Me atrevo a identificar a Chazelle con su protagonista porque La La Land reafirma la idea del sacrificio como la base del genio que vimos antes en Whiplash (2014). Para los protagonistas de Chazelle los sueños lo justifican todo, pero en La La Land el director busca excusar a sus personajes más aún que en su cinta anterior. El tono fantástico de la película le permite la impunidad y parece ser parte de las razones por las que el público ha acogido con tanto entusiasmo a la cinta. La La Land no lastima, o al menos no a propósito. Al contrario, la música de Hurwitz carece del tono intensamente melancólico de algunas canciones de Michel Legrand en Los paraguas de Cherburgo y más bien se acerca en sus momentos menos alegres a un romántico que Sebastian curiosamente no cita: Chet Baker. La canción City of Stars contiene los rastros románticos del trompetista pero no la tristeza que lo envolvió en la heroína. Chazelle busca una experiencia lo más cómoda posible para el espectador a pesar de ciertas adversidades en la trama. Cuando éstas llegan, el ritmo de la película lo resiente. La verdadera fuerza de La La Land está en el romance.
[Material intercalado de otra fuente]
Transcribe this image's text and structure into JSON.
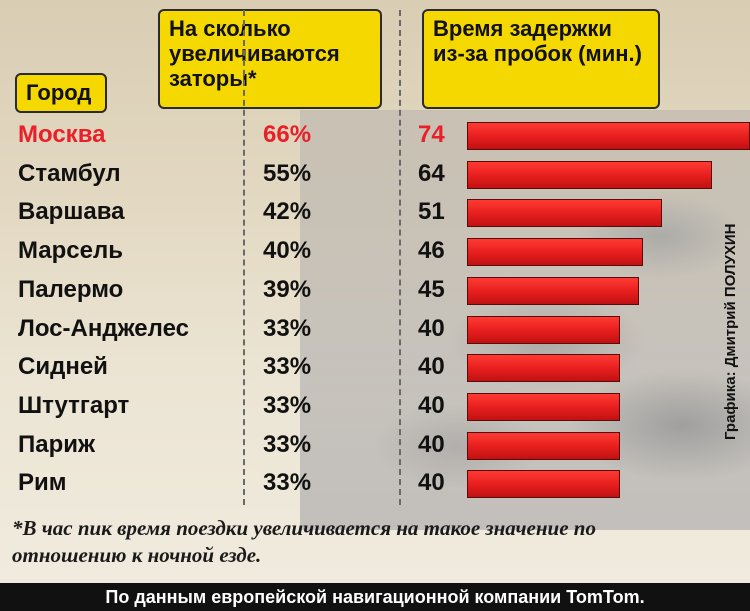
{
  "headers": {
    "city": "Город",
    "increase": "На сколько увеличиваются заторы*",
    "delay": "Время задержки из-за пробок (мин.)"
  },
  "chart_data": {
    "type": "bar",
    "categories": [
      "Москва",
      "Стамбул",
      "Варшава",
      "Марсель",
      "Палермо",
      "Лос-Анджелес",
      "Сидней",
      "Штутгарт",
      "Париж",
      "Рим"
    ],
    "increase_labels": [
      "66%",
      "55%",
      "42%",
      "40%",
      "39%",
      "33%",
      "33%",
      "33%",
      "33%",
      "33%"
    ],
    "values": [
      74,
      64,
      51,
      46,
      45,
      40,
      40,
      40,
      40,
      40
    ],
    "highlight": "Москва",
    "highlight_color": "#e8202a",
    "bar_color": "#e51d1d"
  },
  "credit": "Графика: Дмитрий ПОЛУХИН",
  "footnote": "*В час пик время поездки увеличивается на такое значение по отношению к ночной езде.",
  "source": "По данным европейской навигационной компании TomTom."
}
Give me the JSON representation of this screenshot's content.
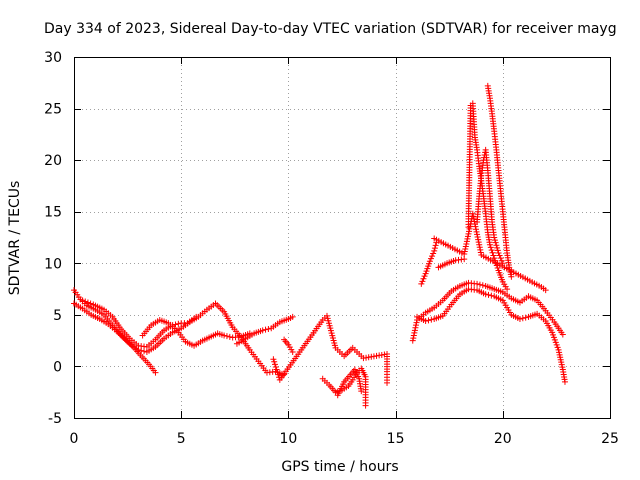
{
  "chart_data": {
    "type": "scatter",
    "title": "Day 334 of 2023, Sidereal Day-to-day VTEC variation (SDTVAR) for receiver mayg",
    "xlabel": "GPS time / hours",
    "ylabel": "SDTVAR / TECUs",
    "xlim": [
      0,
      25
    ],
    "ylim": [
      -5,
      30
    ],
    "x_ticks": [
      0,
      5,
      10,
      15,
      20,
      25
    ],
    "y_ticks": [
      -5,
      0,
      5,
      10,
      15,
      20,
      25,
      30
    ],
    "x_tick_labels": [
      "0",
      "5",
      "10",
      "15",
      "20",
      "25"
    ],
    "y_tick_labels": [
      "-5",
      "0",
      "5",
      "10",
      "15",
      "20",
      "25",
      "30"
    ],
    "grid": true,
    "marker": "plus",
    "color": "#ff0000",
    "series": [
      {
        "name": "track-a",
        "points": [
          [
            0.0,
            7.4
          ],
          [
            0.3,
            6.5
          ],
          [
            0.6,
            5.9
          ],
          [
            1.0,
            5.5
          ],
          [
            1.4,
            5.0
          ],
          [
            1.8,
            4.0
          ],
          [
            2.2,
            3.0
          ],
          [
            2.6,
            2.2
          ],
          [
            3.0,
            1.6
          ],
          [
            3.4,
            1.4
          ],
          [
            3.8,
            1.9
          ],
          [
            4.2,
            2.7
          ],
          [
            4.6,
            3.3
          ],
          [
            5.0,
            3.7
          ],
          [
            5.4,
            4.3
          ],
          [
            5.8,
            4.8
          ],
          [
            6.2,
            5.5
          ],
          [
            6.6,
            6.1
          ],
          [
            7.0,
            5.3
          ],
          [
            7.4,
            3.8
          ],
          [
            7.8,
            2.8
          ],
          [
            8.2,
            1.6
          ],
          [
            8.6,
            0.5
          ],
          [
            9.0,
            -0.6
          ],
          [
            9.4,
            -0.5
          ],
          [
            9.8,
            -0.8
          ]
        ]
      },
      {
        "name": "track-b",
        "points": [
          [
            0.0,
            6.1
          ],
          [
            0.4,
            5.6
          ],
          [
            0.8,
            5.0
          ],
          [
            1.2,
            4.6
          ],
          [
            1.6,
            4.1
          ],
          [
            2.0,
            3.4
          ],
          [
            2.4,
            2.6
          ],
          [
            2.8,
            1.8
          ],
          [
            3.1,
            1.1
          ],
          [
            3.5,
            0.2
          ],
          [
            3.8,
            -0.6
          ]
        ]
      },
      {
        "name": "track-c",
        "points": [
          [
            0.4,
            6.4
          ],
          [
            0.9,
            6.0
          ],
          [
            1.4,
            5.5
          ],
          [
            1.8,
            4.8
          ],
          [
            2.2,
            3.6
          ],
          [
            2.6,
            2.7
          ],
          [
            3.0,
            2.0
          ],
          [
            3.4,
            1.9
          ],
          [
            3.8,
            2.6
          ],
          [
            4.2,
            3.5
          ],
          [
            4.6,
            4.0
          ],
          [
            5.0,
            4.2
          ],
          [
            5.3,
            4.2
          ],
          [
            5.7,
            4.8
          ]
        ]
      },
      {
        "name": "track-d",
        "points": [
          [
            3.2,
            3.0
          ],
          [
            3.6,
            4.0
          ],
          [
            4.0,
            4.5
          ],
          [
            4.4,
            4.2
          ],
          [
            4.8,
            3.5
          ],
          [
            5.2,
            2.4
          ],
          [
            5.6,
            2.0
          ],
          [
            6.0,
            2.5
          ],
          [
            6.4,
            2.9
          ],
          [
            6.7,
            3.2
          ],
          [
            7.0,
            3.0
          ],
          [
            7.4,
            2.8
          ],
          [
            7.8,
            2.9
          ],
          [
            8.2,
            3.2
          ]
        ]
      },
      {
        "name": "track-e",
        "points": [
          [
            7.6,
            2.2
          ],
          [
            8.0,
            2.7
          ],
          [
            8.4,
            3.2
          ],
          [
            8.8,
            3.5
          ],
          [
            9.2,
            3.7
          ],
          [
            9.6,
            4.3
          ],
          [
            10.0,
            4.6
          ],
          [
            10.2,
            4.8
          ]
        ]
      },
      {
        "name": "track-f",
        "points": [
          [
            9.8,
            2.6
          ],
          [
            10.0,
            2.1
          ],
          [
            10.2,
            1.4
          ]
        ]
      },
      {
        "name": "sparse-a",
        "points": [
          [
            9.3,
            0.7
          ],
          [
            9.6,
            -1.3
          ],
          [
            11.6,
            4.5
          ],
          [
            11.7,
            4.7
          ],
          [
            11.8,
            4.9
          ],
          [
            12.2,
            1.8
          ],
          [
            12.4,
            1.4
          ],
          [
            12.6,
            1.0
          ],
          [
            13.0,
            1.8
          ],
          [
            13.2,
            1.4
          ],
          [
            13.5,
            0.8
          ],
          [
            14.6,
            1.2
          ],
          [
            14.6,
            -0.5
          ],
          [
            14.6,
            -1.6
          ]
        ]
      },
      {
        "name": "track-g",
        "points": [
          [
            11.6,
            -1.2
          ],
          [
            11.9,
            -1.8
          ],
          [
            12.2,
            -2.5
          ],
          [
            12.5,
            -2.3
          ],
          [
            12.8,
            -1.9
          ],
          [
            13.0,
            -1.3
          ],
          [
            13.2,
            -0.6
          ],
          [
            13.4,
            -0.2
          ],
          [
            13.6,
            -1.0
          ],
          [
            13.6,
            -2.0
          ],
          [
            13.6,
            -3.0
          ],
          [
            13.6,
            -3.8
          ]
        ]
      },
      {
        "name": "track-h",
        "points": [
          [
            12.3,
            -2.8
          ],
          [
            12.6,
            -1.5
          ],
          [
            12.9,
            -0.8
          ],
          [
            13.1,
            -0.3
          ],
          [
            13.3,
            -1.2
          ],
          [
            13.4,
            -2.4
          ]
        ]
      },
      {
        "name": "track-i",
        "points": [
          [
            15.8,
            2.5
          ],
          [
            15.9,
            3.5
          ],
          [
            16.0,
            4.5
          ],
          [
            16.4,
            5.2
          ],
          [
            16.8,
            5.7
          ],
          [
            17.2,
            6.4
          ],
          [
            17.6,
            7.3
          ],
          [
            18.0,
            7.8
          ],
          [
            18.4,
            8.1
          ],
          [
            18.8,
            8.0
          ],
          [
            19.2,
            7.8
          ],
          [
            19.6,
            7.5
          ],
          [
            20.0,
            7.2
          ],
          [
            20.4,
            6.6
          ],
          [
            20.8,
            6.2
          ],
          [
            21.2,
            6.8
          ],
          [
            21.6,
            6.4
          ],
          [
            22.0,
            5.4
          ],
          [
            22.4,
            4.3
          ],
          [
            22.8,
            3.1
          ]
        ]
      },
      {
        "name": "track-j",
        "points": [
          [
            16.0,
            4.8
          ],
          [
            16.4,
            4.4
          ],
          [
            16.8,
            4.6
          ],
          [
            17.2,
            4.9
          ],
          [
            17.6,
            6.0
          ],
          [
            18.0,
            7.0
          ],
          [
            18.4,
            7.5
          ],
          [
            18.8,
            7.4
          ],
          [
            19.2,
            7.0
          ],
          [
            19.6,
            6.8
          ],
          [
            20.0,
            6.4
          ],
          [
            20.4,
            5.0
          ],
          [
            20.8,
            4.6
          ],
          [
            21.2,
            4.8
          ],
          [
            21.6,
            5.1
          ],
          [
            22.0,
            4.4
          ],
          [
            22.3,
            3.3
          ],
          [
            22.6,
            1.6
          ],
          [
            22.8,
            -0.3
          ],
          [
            22.9,
            -1.5
          ]
        ]
      },
      {
        "name": "track-k",
        "points": [
          [
            16.2,
            8.0
          ],
          [
            16.4,
            9.0
          ],
          [
            16.6,
            10.2
          ],
          [
            16.8,
            11.2
          ],
          [
            16.9,
            12.0
          ]
        ]
      },
      {
        "name": "track-l",
        "points": [
          [
            17.0,
            9.6
          ],
          [
            17.4,
            10.0
          ],
          [
            17.8,
            10.3
          ],
          [
            18.2,
            10.4
          ]
        ]
      },
      {
        "name": "track-m",
        "points": [
          [
            18.4,
            13.5
          ],
          [
            18.4,
            14.3
          ],
          [
            18.5,
            25.3
          ],
          [
            18.6,
            25.5
          ],
          [
            18.7,
            22.2
          ],
          [
            18.8,
            21.0
          ],
          [
            18.9,
            19.4
          ],
          [
            19.0,
            18.0
          ],
          [
            19.1,
            16.5
          ],
          [
            19.2,
            14.8
          ],
          [
            19.3,
            13.0
          ],
          [
            19.4,
            11.8
          ],
          [
            19.6,
            10.5
          ],
          [
            19.8,
            9.3
          ],
          [
            20.0,
            8.2
          ],
          [
            20.2,
            7.5
          ]
        ]
      },
      {
        "name": "track-n",
        "points": [
          [
            19.3,
            27.2
          ],
          [
            19.4,
            26.0
          ],
          [
            19.5,
            24.5
          ],
          [
            19.6,
            22.8
          ],
          [
            19.7,
            21.0
          ],
          [
            19.8,
            19.0
          ],
          [
            19.9,
            17.0
          ],
          [
            20.0,
            15.0
          ],
          [
            20.1,
            13.0
          ],
          [
            20.2,
            11.0
          ],
          [
            20.3,
            9.6
          ],
          [
            20.4,
            8.7
          ]
        ]
      },
      {
        "name": "track-o",
        "points": [
          [
            18.8,
            14.0
          ],
          [
            18.9,
            16.5
          ],
          [
            19.0,
            18.5
          ],
          [
            19.1,
            20.0
          ],
          [
            19.2,
            21.0
          ],
          [
            19.3,
            19.0
          ],
          [
            19.4,
            16.5
          ],
          [
            19.5,
            14.0
          ],
          [
            19.6,
            12.5
          ],
          [
            19.8,
            11.0
          ],
          [
            20.0,
            10.0
          ]
        ]
      },
      {
        "name": "sparse-b",
        "points": [
          [
            16.8,
            12.4
          ],
          [
            18.2,
            10.9
          ],
          [
            18.6,
            14.8
          ],
          [
            19.0,
            10.8
          ],
          [
            21.8,
            7.7
          ],
          [
            22.0,
            7.4
          ]
        ]
      }
    ]
  }
}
Chazelle busca los suspiros de su audiencia cuando los personajes salen al cine por primera vez o cuando visitan el Observatorio Griffith, que aparece en Rebelde sin causa (Rebel Without a Cause, 1955). Ahí los amantes alcanzan un éxtasis no sexual —es curiosa la asexualidad de los personajes del director— sino enteramente espiritual ante el sólo placer de estar juntos. En buena medida, Chazelle triunfa cuando quiere explicarnos lo que es estar, como lo cantó Chet Baker, mirando las estrellas y oyendo guitarras —o pianos—, como una persona enamorada.